Mumbai: Public Sector Undertaking (PSU) banks in India are facing a tough time as their stock prices have fallen sharply. On April 2, several banks recorded heavy losses due to selling pressure after raising funds through Qualified Institutional Placement (QIP).
Central Bank of India Faces Continuous Losses
Central Bank of India’s shares dropped by 10 per cent on Wednesday. This marks the third consecutive day of losses, with a 3.4 per cent fall on Tuesday and a 2.4 per cent decline last week. Investors are worried as the stock is trading below its QIP issue price.

Punjab & Sind Bank Hits 20 per cent Fall, Continues to Slide
Punjab and Sind Bank’s shares fell by 20 per cent on Tuesday and further dropped 6.5 per cent after that.
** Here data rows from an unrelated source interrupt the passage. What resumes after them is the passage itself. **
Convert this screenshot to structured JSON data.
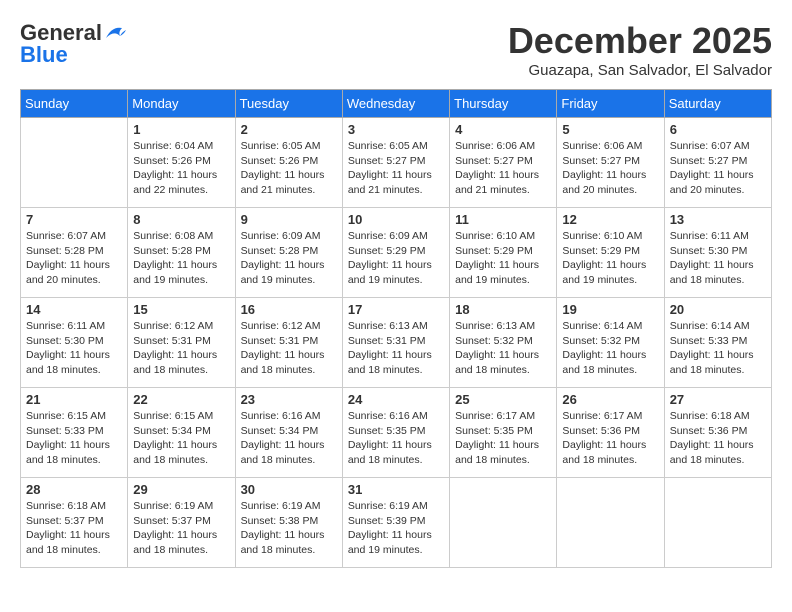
{
  "header": {
    "logo_general": "General",
    "logo_blue": "Blue",
    "month_title": "December 2025",
    "location": "Guazapa, San Salvador, El Salvador"
  },
  "weekdays": [
    "Sunday",
    "Monday",
    "Tuesday",
    "Wednesday",
    "Thursday",
    "Friday",
    "Saturday"
  ],
  "weeks": [
    [
      {
        "day": "",
        "info": ""
      },
      {
        "day": "1",
        "info": "Sunrise: 6:04 AM\nSunset: 5:26 PM\nDaylight: 11 hours\nand 22 minutes."
      },
      {
        "day": "2",
        "info": "Sunrise: 6:05 AM\nSunset: 5:26 PM\nDaylight: 11 hours\nand 21 minutes."
      },
      {
        "day": "3",
        "info": "Sunrise: 6:05 AM\nSunset: 5:27 PM\nDaylight: 11 hours\nand 21 minutes."
      },
      {
        "day": "4",
        "info": "Sunrise: 6:06 AM\nSunset: 5:27 PM\nDaylight: 11 hours\nand 21 minutes."
      },
      {
        "day": "5",
        "info": "Sunrise: 6:06 AM\nSunset: 5:27 PM\nDaylight: 11 hours\nand 20 minutes."
      },
      {
        "day": "6",
        "info": "Sunrise: 6:07 AM\nSunset: 5:27 PM\nDaylight: 11 hours\nand 20 minutes."
      }
    ],
    [
      {
        "day": "7",
        "info": "Sunrise: 6:07 AM\nSunset: 5:28 PM\nDaylight: 11 hours\nand 20 minutes."
      },
      {
        "day": "8",
        "info": "Sunrise: 6:08 AM\nSunset: 5:28 PM\nDaylight: 11 hours\nand 19 minutes."
      },
      {
        "day": "9",
        "info": "Sunrise: 6:09 AM\nSunset: 5:28 PM\nDaylight: 11 hours\nand 19 minutes."
      },
      {
        "day": "10",
        "info": "Sunrise: 6:09 AM\nSunset: 5:29 PM\nDaylight: 11 hours\nand 19 minutes."
      },
      {
        "day": "11",
        "info": "Sunrise: 6:10 AM\nSunset: 5:29 PM\nDaylight: 11 hours\nand 19 minutes."
      },
      {
        "day": "12",
        "info": "Sunrise: 6:10 AM\nSunset: 5:29 PM\nDaylight: 11 hours\nand 19 minutes."
      },
      {
        "day": "13",
        "info": "Sunrise: 6:11 AM\nSunset: 5:30 PM\nDaylight: 11 hours\nand 18 minutes."
      }
    ],
    [
      {
        "day": "14",
        "info": "Sunrise: 6:11 AM\nSunset: 5:30 PM\nDaylight: 11 hours\nand 18 minutes."
      },
      {
        "day": "15",
        "info": "Sunrise: 6:12 AM\nSunset: 5:31 PM\nDaylight: 11 hours\nand 18 minutes."
      },
      {
        "day": "16",
        "info": "Sunrise: 6:12 AM\nSunset: 5:31 PM\nDaylight: 11 hours\nand 18 minutes."
      },
      {
        "day": "17",
        "info": "Sunrise: 6:13 AM\nSunset: 5:31 PM\nDaylight: 11 hours\nand 18 minutes."
      },
      {
        "day": "18",
        "info": "Sunrise: 6:13 AM\nSunset: 5:32 PM\nDaylight: 11 hours\nand 18 minutes."
      },
      {
        "day": "19",
        "info": "Sunrise: 6:14 AM\nSunset: 5:32 PM\nDaylight: 11 hours\nand 18 minutes."
      },
      {
        "day": "20",
        "info": "Sunrise: 6:14 AM\nSunset: 5:33 PM\nDaylight: 11 hours\nand 18 minutes."
      }
    ],
    [
      {
        "day": "21",
        "info": "Sunrise: 6:15 AM\nSunset: 5:33 PM\nDaylight: 11 hours\nand 18 minutes."
      },
      {
        "day": "22",
        "info": "Sunrise: 6:15 AM\nSunset: 5:34 PM\nDaylight: 11 hours\nand 18 minutes."
      },
      {
        "day": "23",
        "info": "Sunrise: 6:16 AM\nSunset: 5:34 PM\nDaylight: 11 hours\nand 18 minutes."
      },
      {
        "day": "24",
        "info": "Sunrise: 6:16 AM\nSunset: 5:35 PM\nDaylight: 11 hours\nand 18 minutes."
      },
      {
        "day": "25",
        "info": "Sunrise: 6:17 AM\nSunset: 5:35 PM\nDaylight: 11 hours\nand 18 minutes."
      },
      {
        "day": "26",
        "info": "Sunrise: 6:17 AM\nSunset: 5:36 PM\nDaylight: 11 hours\nand 18 minutes."
      },
      {
        "day": "27",
        "info": "Sunrise: 6:18 AM\nSunset: 5:36 PM\nDaylight: 11 hours\nand 18 minutes."
      }
    ],
    [
      {
        "day": "28",
        "info": "Sunrise: 6:18 AM\nSunset: 5:37 PM\nDaylight: 11 hours\nand 18 minutes."
      },
      {
        "day": "29",
        "info": "Sunrise: 6:19 AM\nSunset: 5:37 PM\nDaylight: 11 hours\nand 18 minutes."
      },
      {
        "day": "30",
        "info": "Sunrise: 6:19 AM\nSunset: 5:38 PM\nDaylight: 11 hours\nand 18 minutes."
      },
      {
        "day": "31",
        "info": "Sunrise: 6:19 AM\nSunset: 5:39 PM\nDaylight: 11 hours\nand 19 minutes."
      },
      {
        "day": "",
        "info": ""
      },
      {
        "day": "",
        "info": ""
      },
      {
        "day": "",
        "info": ""
      }
    ]
  ]
}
Last Friday, the stock had already slipped by 2.5 per cent. The selling pressure seems strong, especially after the bank raised funds through QIP.

India Overseas Bank Also Struggles
India Overseas Bank, which raised Rs 4,136 crores through QIP, has seen its shares decline for six consecutive days. Notably, Rs 600 crores were issued to LIC and LIC Pension Fund, while IIFL Finance and NPS Trust also participated. Interestingly, LIC holds 25 per cent of the total funds raised.

Why Are Stocks Falling?
These banks are trying to reduce the government’s stake, which is currently around 90 per cent. To achieve this, they issued shares to other banks like Punjab and Sind Bank, Central Bank of India, PNB, Canara Bank, and Bank of Baroda. However, the shares are now trading below their QIP issue price, raising concerns among investors.